Né et élevé en Pologne, dans la partie sous administration russe, il commence par étudier les techniques de scène à Berlin sous Emil Preetorius (1883-1973), puis s'installe à Paris pour suivre les cours de l'École du Louvre (1928-1931). Encouragé par son professeur, Charles Mauricheau-Beaupré, à se rapprocher d'Henri Focillon, il s'inscrit à la Sorbonne (1928-1933) et devient son assistant (1932-1936 pour l'art moderne, 1937-1939 pour l'art du Moyen-Âge). Il est naturalisé français en 1934, lauréat de la bourse Bulteau-Lavisse en 1936 (voyage à Vienne, Prague, Berlin), et effectue son service militaire dans le 2e régiment de dragons basé à Provins (1936-1937). L'année suivante, il devient l'assistant de Louis Réau. Il est rappelé aux armées en 1939-1940 et interné à Drancy en 1942-1943. Il travaille jusqu'à la fin de la guerre chez Picard.

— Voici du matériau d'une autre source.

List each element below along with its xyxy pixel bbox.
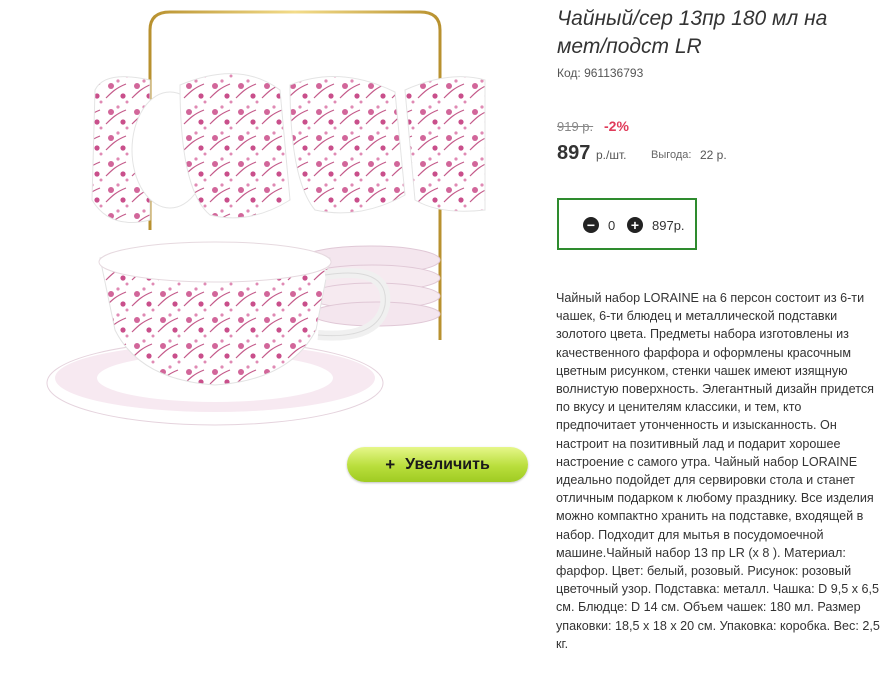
quantity-value: 0: [608, 218, 616, 233]
product-image[interactable]: [0, 0, 535, 440]
minus-icon[interactable]: −: [583, 217, 599, 233]
cart-sum: 897р.: [652, 218, 685, 233]
quantity-selector: − 0 + 897р.: [557, 198, 697, 250]
price: 897: [557, 142, 591, 164]
plus-icon: +: [385, 454, 396, 474]
product-title: Чайный/сер 13пр 180 мл на мет/подст LR: [557, 7, 828, 58]
price-unit: р./шт.: [596, 148, 627, 162]
old-price: 919 р.: [557, 119, 594, 134]
benefit-label: Выгода:: [651, 149, 692, 161]
product-description: Чайный набор LORAINE на 6 персон состоит…: [556, 291, 880, 651]
product-code: Код: 961136793: [557, 66, 644, 80]
benefit-value: 22 р.: [700, 148, 727, 162]
plus-icon[interactable]: +: [627, 217, 643, 233]
discount-badge: -2%: [604, 118, 629, 134]
zoom-button-label: Увеличить: [405, 455, 490, 473]
zoom-button[interactable]: + Увеличить: [347, 447, 528, 482]
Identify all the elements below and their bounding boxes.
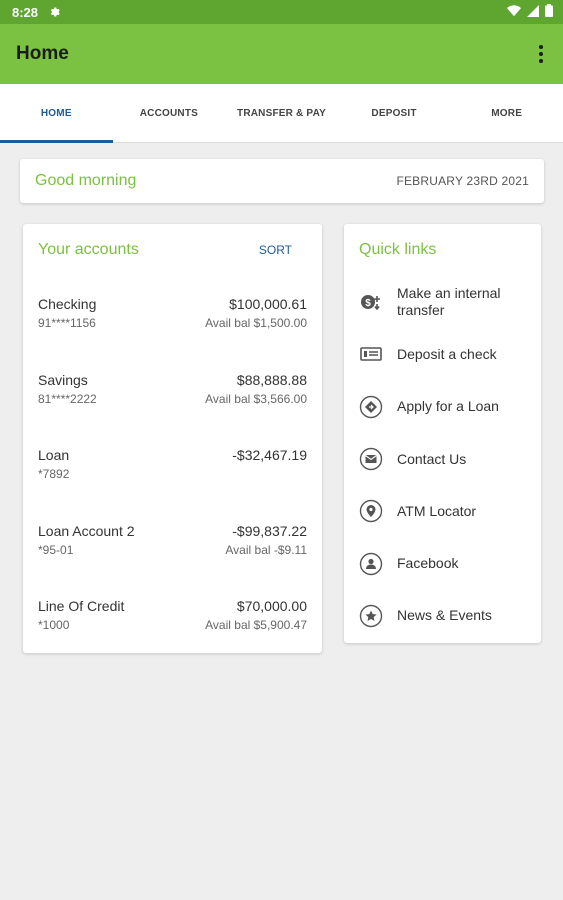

Après 1945, il travaille comme archiviste à la Direction de l'architecture, et se spécialise sur les vitraux, à la faveur des nombreuses campagnes de dépose et de restauration de l'après-guerre. Il collabore avec Jean Taralon (1909-1996), futur inspecteur général des monuments historiques, sur la conservation des vitraux et la réalisation de campagnes photographiques.
En 1948, à l'invitation de Sumner Mc Knight Crosby et de la Société Henri Focillon, il est le premier boursier Focillon à l'université Yale. Il y publie un article sur le vitrail du XIIIe siècle et, en 1949, un essai sur les rapports entre architecture et vitrail. De retour en France, il entre au CNRS[3]. En 1949-1950, il est chercheur invité à l'Institute for Advanced Study de Princeton, à l'invitation d'Erwin Panofsky. Il y rencontre Hanns Swarzenski. En 1959-1960, il est professeur invité à l'université Harvard.
De 1953 à 1961, il occupe le poste de conservateur au musée des plans-reliefs à Paris. À partir de 1961, il est chargé d'enseignement d'histoire de l'art à l'université de Strasbourg. Il accroît alors ses contacts avec les chercheurs allemands, dont Willibald Sauerländer. En 1965, il charge Roger Lehni, qui faisait partie de ses anciens étudiants, de créer et diriger le secrétariat de la Commission régionale d’Alsace chargée de l'Inventaire des monuments et richesses artistiques. Les premières enquêtes portent alors sur le quartier Saint-Thomas à Strasbourg (1964), sur les communes du canton de Guebwiller et sur celles du canton de Saverne (depuis 1965 et 1966). En 1970, il devient docteur ès lettres puis professeur en Sorbonne jusqu'à sa retraite.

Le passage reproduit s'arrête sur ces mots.